Any help is greatly appreciated.
NOTE: I am not looking for just any derivation of the formula for $\zeta(2k)$, since that can be found online. I am looking to derive the formula in this way, and in particular to understand why you have to show that the limit does indeed equal zero.

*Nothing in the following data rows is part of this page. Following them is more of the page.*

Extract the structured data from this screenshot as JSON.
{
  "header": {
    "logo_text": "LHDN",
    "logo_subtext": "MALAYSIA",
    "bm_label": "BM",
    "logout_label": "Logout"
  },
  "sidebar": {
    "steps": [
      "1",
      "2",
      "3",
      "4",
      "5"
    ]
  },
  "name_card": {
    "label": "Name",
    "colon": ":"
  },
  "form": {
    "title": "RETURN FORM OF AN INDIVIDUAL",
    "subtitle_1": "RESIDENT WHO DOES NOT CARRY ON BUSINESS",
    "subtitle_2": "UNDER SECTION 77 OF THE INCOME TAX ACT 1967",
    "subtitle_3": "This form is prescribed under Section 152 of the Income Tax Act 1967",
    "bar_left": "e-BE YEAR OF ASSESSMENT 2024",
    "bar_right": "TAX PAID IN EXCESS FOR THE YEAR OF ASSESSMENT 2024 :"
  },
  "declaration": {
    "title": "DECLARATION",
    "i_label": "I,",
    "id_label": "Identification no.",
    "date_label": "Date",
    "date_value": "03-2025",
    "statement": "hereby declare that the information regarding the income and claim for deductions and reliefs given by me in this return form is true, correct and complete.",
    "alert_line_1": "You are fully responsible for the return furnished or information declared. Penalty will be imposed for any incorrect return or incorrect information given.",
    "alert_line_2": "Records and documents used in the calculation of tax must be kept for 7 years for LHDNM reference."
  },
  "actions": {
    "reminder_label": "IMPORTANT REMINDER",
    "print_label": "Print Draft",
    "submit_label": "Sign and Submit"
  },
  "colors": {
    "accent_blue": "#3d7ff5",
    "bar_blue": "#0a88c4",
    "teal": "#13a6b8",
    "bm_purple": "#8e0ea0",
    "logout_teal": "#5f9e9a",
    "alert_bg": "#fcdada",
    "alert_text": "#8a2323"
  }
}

After the line "Hence by the residue theorem" you forgot the residue at $0$. So you should get $$4\pi i \zeta(2k) + 2\pi i \mathrm{Res}_{z = 0} g(z) = \lim_{N \to \infty} \oint_{S_n} g(z)\,dz.$$
Your teacher was right; you want to show that this limit is zero, and then you want to calculate the residue at $0$: I won't go through all the details, but the idea is: \begin{align*} \mathrm{Res}_{z = 0}g(z) &= [z^{-1}] \frac{2\pi i }{z^{2k} (e^{2\pi i z} - 1)} \\ &=2\pi i [z^{2k}] \frac{z}{e^{2\pi i z} - 1} \end{align*} where $[z^a]$ denotes the coefficient of $z^a$ in the Laurent series. You can find this explicitly in terms of the Bernoulli numbers now, and when the dust settles you'll get your formula.